L’étonnant discours de Sarkozy sur l’Afrique

13 novembre 2007

En annonçant, le 6 novembre son intention d’aller « chercher tous ceux qui restent, quoi qu’ils aient fait », Nicolas Sarkozy a provoqué un tollé au Tchad. Le président Idriss Déby lui a répondu que la justice se ferait « au Tchad » et ajoutait qu’il n’est « pas question pour le moment » d’extrader les six Français.
Le Chef de l’État a, décidemment, une position assez étonnante vis-à-vis de l’Afrique. La décision de faire procéder à des tests ADN pour vérifier la paternité d’enfants d’immigrés entrant en France au titre du regroupement familial est une mesure qui vise incontestablement les Africains. Elle nous donne une idée de la manière avec laquelle le nouveau pouvoir conçoit l’Afrique et ses habitants.
Or, les médias français ont peu évoqué l’intervention faite en juillet dernier par le Président de la République à l’Université de Dakar, au Sénégal. On a retenu ses déclarations sur la colonisation où qualifiant celle-ci de « grande faute », il a estimé qu’elle n’est pas responsable des maux actuels du continent Mais, c’est la description qu’il a faite de l’Afrique et de l’homme africain qui a suscité la plus vive émotion sur le continent noir. « Le drame de l’Afrique, c’est que l’homme africain n’est pas assez entré dans l’histoire. Jamais il ne s’élance vers l’avenir, jamais il ne lui vient à l’idée de sortir de la répétition pour s’inventer un destin », a-t-il déclaré.
Ces propos ont été qualifiés d’aberrants, de « généralisation abusive » et de « caricature ».

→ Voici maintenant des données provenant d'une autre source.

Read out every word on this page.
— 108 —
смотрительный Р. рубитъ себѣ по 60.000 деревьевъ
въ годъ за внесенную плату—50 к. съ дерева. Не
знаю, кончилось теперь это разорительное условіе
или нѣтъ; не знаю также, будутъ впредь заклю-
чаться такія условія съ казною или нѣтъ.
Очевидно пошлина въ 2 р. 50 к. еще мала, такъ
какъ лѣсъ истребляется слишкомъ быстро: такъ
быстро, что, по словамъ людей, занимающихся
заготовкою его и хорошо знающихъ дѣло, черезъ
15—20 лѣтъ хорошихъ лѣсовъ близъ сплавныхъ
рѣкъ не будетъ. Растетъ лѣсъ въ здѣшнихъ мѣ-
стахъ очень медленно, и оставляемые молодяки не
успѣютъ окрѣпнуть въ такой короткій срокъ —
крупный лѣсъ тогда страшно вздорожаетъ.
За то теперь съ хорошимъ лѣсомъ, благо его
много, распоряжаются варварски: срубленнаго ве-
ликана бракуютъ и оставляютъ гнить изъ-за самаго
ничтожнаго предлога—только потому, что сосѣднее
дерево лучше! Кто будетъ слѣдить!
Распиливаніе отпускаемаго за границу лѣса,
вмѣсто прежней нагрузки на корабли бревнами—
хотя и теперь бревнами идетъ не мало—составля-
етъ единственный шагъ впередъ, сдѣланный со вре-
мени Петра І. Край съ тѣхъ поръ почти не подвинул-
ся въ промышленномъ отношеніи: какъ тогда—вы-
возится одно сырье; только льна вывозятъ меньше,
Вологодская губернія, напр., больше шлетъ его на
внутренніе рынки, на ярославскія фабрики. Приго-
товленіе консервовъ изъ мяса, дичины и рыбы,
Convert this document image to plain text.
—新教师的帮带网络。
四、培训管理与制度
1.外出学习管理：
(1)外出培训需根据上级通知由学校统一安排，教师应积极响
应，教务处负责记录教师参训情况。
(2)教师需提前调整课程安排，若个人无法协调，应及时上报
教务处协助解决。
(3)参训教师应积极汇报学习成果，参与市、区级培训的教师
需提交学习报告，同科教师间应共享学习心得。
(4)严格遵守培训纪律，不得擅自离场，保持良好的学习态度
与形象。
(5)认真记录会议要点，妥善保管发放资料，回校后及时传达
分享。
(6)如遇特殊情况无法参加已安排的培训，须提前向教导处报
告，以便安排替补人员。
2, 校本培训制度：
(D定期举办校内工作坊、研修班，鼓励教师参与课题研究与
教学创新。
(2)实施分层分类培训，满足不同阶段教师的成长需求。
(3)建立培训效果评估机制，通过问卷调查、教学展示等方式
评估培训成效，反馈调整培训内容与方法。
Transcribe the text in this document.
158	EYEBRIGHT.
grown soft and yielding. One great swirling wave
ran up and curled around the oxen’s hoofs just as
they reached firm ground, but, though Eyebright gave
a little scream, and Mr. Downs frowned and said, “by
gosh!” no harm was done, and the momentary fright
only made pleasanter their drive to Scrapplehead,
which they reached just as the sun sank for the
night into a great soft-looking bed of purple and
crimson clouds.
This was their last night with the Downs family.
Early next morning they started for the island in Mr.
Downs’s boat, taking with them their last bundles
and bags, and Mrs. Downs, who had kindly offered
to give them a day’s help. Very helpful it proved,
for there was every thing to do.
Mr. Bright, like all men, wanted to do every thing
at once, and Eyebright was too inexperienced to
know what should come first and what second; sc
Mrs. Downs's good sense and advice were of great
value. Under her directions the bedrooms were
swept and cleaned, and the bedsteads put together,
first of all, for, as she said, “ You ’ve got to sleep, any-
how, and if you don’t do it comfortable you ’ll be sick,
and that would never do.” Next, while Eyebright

Dans une lettre ouverte publiée par Libération, des écrivains africains lui ont répondu : « quand vous dites que l’homme africain n’est pas assez entré dans l’histoire, vous avez tort. Nous étions au cœur de l’histoire quand l’esclavage a changé la face du monde. Nous étions au cœur de l’histoire quand la colonisation a dessiné la configuration actuelle du monde » « Être un chef d’État relativement jeune et inexpérimenté ne donne à personne le droit d’être aussi puéril. Lorsqu’on dirige un pays important, on ne peut pousser trop loin le jeu du “moi-je-ne-suis-pas-comme-les-autres”. Ce manque d’humilité d’un homme que l’on dirait encore choqué d’avoir si aisément atteint son but l’a amené à aligner, devant un auditoire particulièrement averti, les plus désolants clichés de l’ethnologie coloniale du dix-neuvième siècle », écrit pour sa part Boubacar Boris Diop, écrivain et journaliste sénégalais. Un groupe d’historiens africains a décidé de rédiger à l’intention du président français une courte histoire du continent pour lui montrer son apport. En France, Bernard-Henri Lévy a qualifié de « raciste » Henri Guaino, le conseiller de Nicolas Sarkozy qui lui a écrit son intervention de Dakar, texte que l’essayiste estime « dégueulasse ».